A new study that uses state of the art technology sheds surprisingly light on what recruiters see and don't see when they view resumes.
The study was commissioned by TheLadders.com, Inc., a New York-based career web site. It uses a technique called "eye-tracking" to follow recuiters' eye movements and build heat maps that show the specific areas of a resume where recruiters tend to focus.
So what does the report reveal? For starters, it verifies the widely-held belief that recruiters don't spend much time looking at the average resume. In fact, they only invest about six seconds in each resume before making a decision to call or discard a candidate. Much of the information candidates include is ignored completely including job details, specific skills and accomplishments.

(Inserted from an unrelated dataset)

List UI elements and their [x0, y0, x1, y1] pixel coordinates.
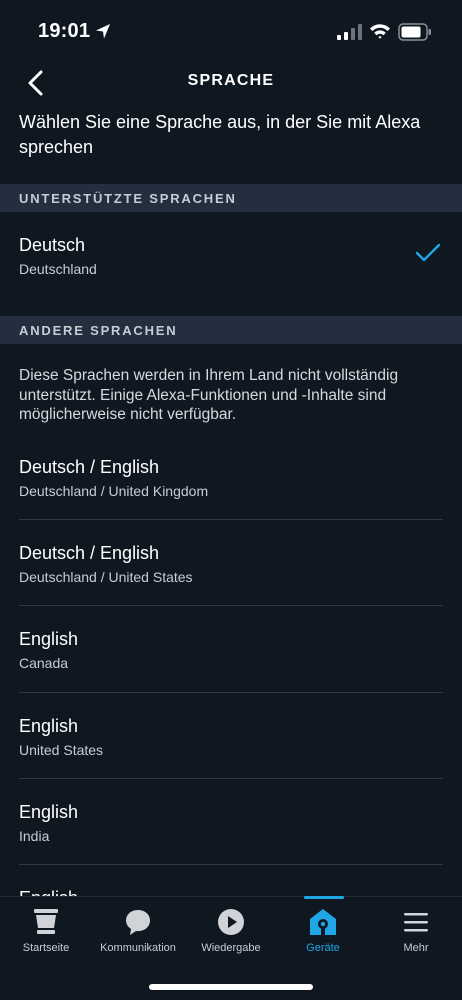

Approximately 80% of the review (five seconds) is spend identifying candidate name, job titles, company names, dates and education.

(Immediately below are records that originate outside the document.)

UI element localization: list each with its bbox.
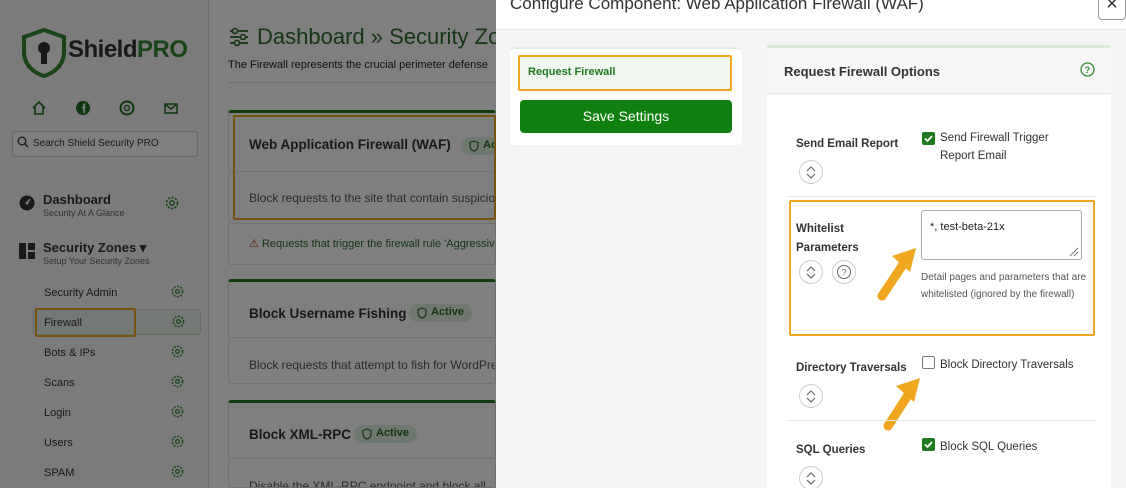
whitelist-highlight-box — [789, 200, 1095, 336]
checkmark-icon — [924, 135, 933, 143]
email-report-label: Send Email Report — [796, 138, 899, 150]
expand-toggle[interactable] — [799, 160, 823, 184]
directory-traversals-label: Directory Traversals — [796, 362, 907, 374]
modal-backdrop[interactable] — [0, 0, 496, 488]
chevron-up-down-icon — [806, 390, 816, 403]
sql-queries-label: SQL Queries — [796, 444, 866, 456]
chevron-up-down-icon — [806, 472, 816, 485]
pointer-arrow-icon — [877, 248, 916, 301]
options-title: Request Firewall Options — [784, 64, 941, 79]
directory-traversals-check-label[interactable]: Block Directory Traversals — [940, 356, 1074, 374]
checkmark-icon — [924, 441, 933, 449]
chevron-up-down-icon — [806, 166, 816, 179]
email-report-checkbox[interactable] — [922, 132, 935, 145]
email-report-check-label[interactable]: Send Firewall Trigger Report Email — [940, 129, 1080, 165]
close-button[interactable]: × — [1098, 0, 1126, 20]
directory-traversals-checkbox[interactable] — [922, 356, 935, 369]
sql-queries-check-label[interactable]: Block SQL Queries — [940, 438, 1037, 456]
expand-toggle[interactable] — [799, 384, 823, 408]
sql-queries-checkbox[interactable] — [922, 438, 935, 451]
expand-toggle[interactable] — [799, 466, 823, 488]
divider — [788, 420, 1096, 421]
modal-title: Configure Component: Web Application Fir… — [510, 0, 924, 13]
divider — [788, 196, 1096, 197]
svg-text:?: ? — [1085, 65, 1091, 75]
save-settings-button[interactable]: Save Settings — [520, 100, 732, 133]
pointer-arrow-icon — [883, 378, 920, 431]
help-icon[interactable]: ? — [1080, 62, 1095, 77]
tab-label: Request Firewall — [528, 66, 616, 78]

The report also looks at how resumes are viewed online, especially on career websites where the resume competes with ads. Generally speaking, the more crowded the page, the harder it is for the recruiter to review the resume.

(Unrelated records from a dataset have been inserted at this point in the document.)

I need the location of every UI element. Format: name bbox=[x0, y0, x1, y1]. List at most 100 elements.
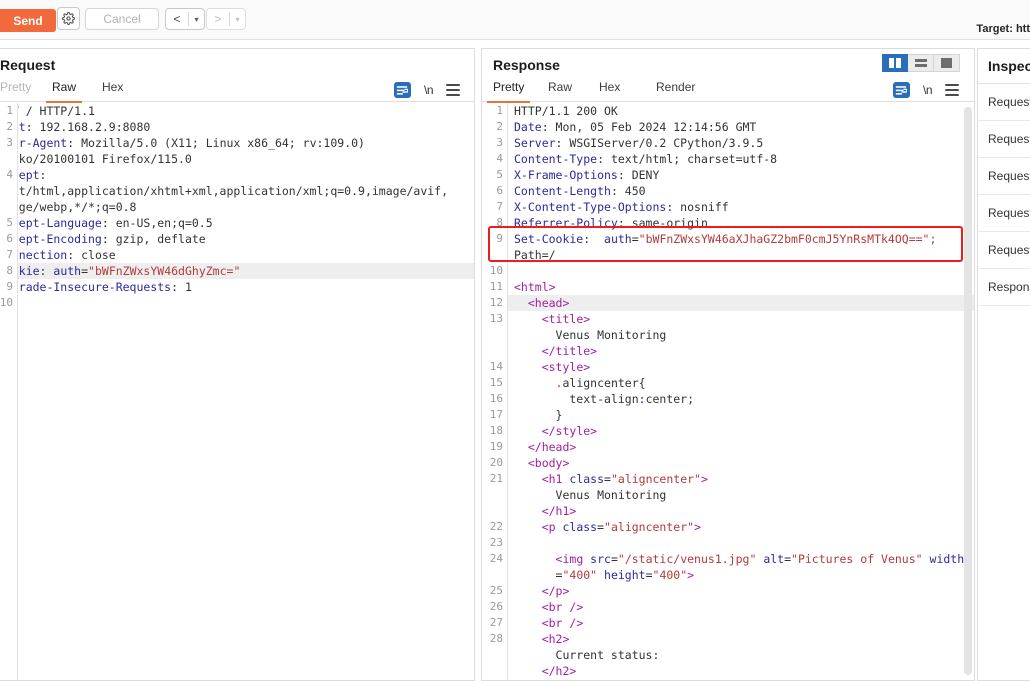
code-line: Set-Cookie: auth="bWFnZWxsYW46aXJhaGZ2bm… bbox=[482, 231, 974, 247]
tab-response-pretty[interactable]: Pretty bbox=[486, 79, 531, 103]
request-header-icons: \n bbox=[393, 80, 460, 100]
line-number bbox=[482, 503, 507, 519]
tab-request-pretty[interactable]: Pretty bbox=[0, 79, 31, 102]
cancel-button[interactable]: Cancel bbox=[85, 8, 159, 30]
code-line: <body> bbox=[482, 455, 974, 471]
tab-request-raw[interactable]: Raw bbox=[45, 79, 83, 103]
line-number: 3 bbox=[6, 136, 13, 149]
code-token: height bbox=[604, 568, 646, 582]
code-token: : 192.168.2.9:8080 bbox=[25, 120, 151, 134]
newline-icon[interactable]: \n bbox=[424, 83, 434, 97]
code-token: <h1 bbox=[541, 472, 570, 486]
line-number bbox=[482, 327, 507, 343]
code-line: Cookie: auth="bWFnZWxsYW46dGhyZmc=" bbox=[0, 263, 474, 279]
code-line: ="400" height="400"> bbox=[482, 567, 974, 583]
code-line: <html> bbox=[482, 279, 974, 295]
newline-icon[interactable]: \n bbox=[923, 83, 933, 97]
code-token: class bbox=[569, 472, 605, 486]
request-code-lines[interactable]: GET / HTTP/1.1Host: 192.168.2.9:8080User… bbox=[0, 103, 474, 680]
line-number bbox=[482, 567, 507, 583]
code-line: Content-Length: 450 bbox=[482, 183, 974, 199]
split-horizontal-view-button[interactable] bbox=[908, 54, 934, 72]
code-token: = bbox=[81, 264, 89, 278]
inspector-row-request-cookies[interactable]: Request cookies bbox=[978, 195, 1030, 232]
inspector-row-request-body-parameters[interactable]: Request body parameters bbox=[978, 158, 1030, 195]
response-scrollbar[interactable] bbox=[964, 107, 972, 675]
code-line: Connection: close bbox=[0, 247, 474, 263]
code-line: </p> bbox=[482, 583, 974, 599]
history-back-button[interactable]: < ▾ bbox=[165, 8, 205, 30]
gear-icon[interactable] bbox=[57, 7, 80, 30]
response-code-lines[interactable]: HTTP/1.1 200 OK Date: Mon, 05 Feb 2024 12… bbox=[482, 103, 974, 680]
split-vertical-view-button[interactable] bbox=[882, 54, 908, 72]
code-line: Current status: bbox=[482, 647, 974, 663]
code-token: Date bbox=[514, 120, 542, 134]
code-token: Path=/ bbox=[514, 248, 556, 262]
line-number: 5 bbox=[496, 168, 503, 181]
code-token: Venus Monitoring bbox=[514, 328, 667, 342]
top-toolbar: Send Cancel < ▾ > ▾ Target: htt bbox=[0, 0, 1030, 40]
response-line-numbers: 1 2 3 4 5 6 7 8 9 10 11 12 13 14 15 16 17 18 19 20 21 22 23 24 2… bbox=[482, 103, 508, 680]
line-number: 8 bbox=[6, 264, 13, 277]
menu-icon[interactable] bbox=[945, 84, 959, 96]
code-token: : gzip, deflate bbox=[101, 232, 206, 246]
code-token: Set-Cookie bbox=[514, 232, 584, 246]
tab-response-raw[interactable]: Raw bbox=[548, 79, 572, 102]
single-pane-view-button[interactable] bbox=[934, 54, 960, 72]
inspector-row-request-headers[interactable]: Request headers bbox=[978, 232, 1030, 269]
code-line: text/html,application/xhtml+xml,applicat… bbox=[0, 183, 474, 199]
inspector-row-request-query-parameters[interactable]: Request query parameters bbox=[978, 121, 1030, 158]
tab-response-render[interactable]: Render bbox=[656, 79, 695, 102]
response-editor[interactable]: HTTP/1.1 200 OK Date: Mon, 05 Feb 2024 12… bbox=[482, 103, 974, 680]
inspector-row-request-attributes[interactable]: Request attributes bbox=[978, 84, 1030, 121]
code-line: X-Content-Type-Options: nosniff bbox=[482, 199, 974, 215]
code-token: "bWFnZWxsYW46dGhyZmc=" bbox=[88, 264, 241, 278]
code-line: image/webp,*/*;q=0.8 bbox=[0, 199, 474, 215]
line-number: 3 bbox=[496, 136, 503, 149]
code-token: HTTP/1.1 200 OK bbox=[514, 104, 618, 118]
line-number: 27 bbox=[489, 616, 503, 629]
code-token: <head> bbox=[527, 296, 570, 310]
code-token: image/webp,*/*;q=0.8 bbox=[0, 200, 137, 214]
burp-repeater-window: Send Cancel < ▾ > ▾ Target: htt Request … bbox=[0, 0, 1030, 681]
code-line: <h2> bbox=[482, 631, 974, 647]
chevron-down-icon[interactable]: ▾ bbox=[230, 15, 245, 24]
code-token: = bbox=[597, 520, 605, 534]
code-line: Date: Mon, 05 Feb 2024 12:14:56 GMT bbox=[482, 119, 974, 135]
line-number: 4 bbox=[496, 152, 503, 165]
code-line: </h1> bbox=[482, 503, 974, 519]
history-forward-button[interactable]: > ▾ bbox=[206, 8, 246, 30]
send-button[interactable]: Send bbox=[0, 9, 56, 32]
inspector-row-response-headers[interactable]: Response headers bbox=[978, 269, 1030, 306]
line-number: 23 bbox=[489, 536, 503, 549]
code-token: "aligncenter" bbox=[604, 520, 695, 534]
code-token: = bbox=[631, 232, 639, 246]
code-token: X-Content-Type-Options bbox=[514, 200, 667, 214]
menu-icon[interactable] bbox=[446, 84, 460, 96]
request-editor[interactable]: GET / HTTP/1.1Host: 192.168.2.9:8080User… bbox=[0, 103, 474, 680]
code-token: <p bbox=[541, 520, 563, 534]
tab-request-hex[interactable]: Hex bbox=[102, 79, 123, 102]
wrap-lines-icon[interactable] bbox=[892, 82, 910, 98]
code-line: Venus Monitoring bbox=[482, 327, 974, 343]
line-number: 1 bbox=[496, 104, 503, 117]
code-token: : Mon, 05 Feb 2024 12:14:56 GMT bbox=[541, 120, 757, 134]
inspector-title: Inspector bbox=[978, 49, 1030, 84]
wrap-lines-icon[interactable] bbox=[393, 82, 411, 98]
code-line: Accept: bbox=[0, 167, 474, 183]
tab-response-hex[interactable]: Hex bbox=[599, 79, 620, 102]
code-token: : nosniff bbox=[666, 200, 729, 214]
code-token: </style> bbox=[541, 424, 598, 438]
line-number: 6 bbox=[6, 232, 13, 245]
chevron-down-icon[interactable]: ▾ bbox=[189, 15, 204, 24]
code-token: <style> bbox=[541, 360, 591, 374]
line-number: 8 bbox=[496, 216, 503, 229]
line-number: 9 bbox=[6, 280, 13, 293]
code-token: : text/html; charset=utf-8 bbox=[597, 152, 778, 166]
code-line: <style> bbox=[482, 359, 974, 375]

The report provides critical advice to job seekers who are serious about succeeding in today's extremely competitive labor market. Most obvious is the need to properly format their resume so that critical information is present where recruiters eyes tend to focus. It is also important to provide white space throughout the resume to make it easy to read. Though these may seem like insignificant points, they may spell the difference between failure and success in your job search.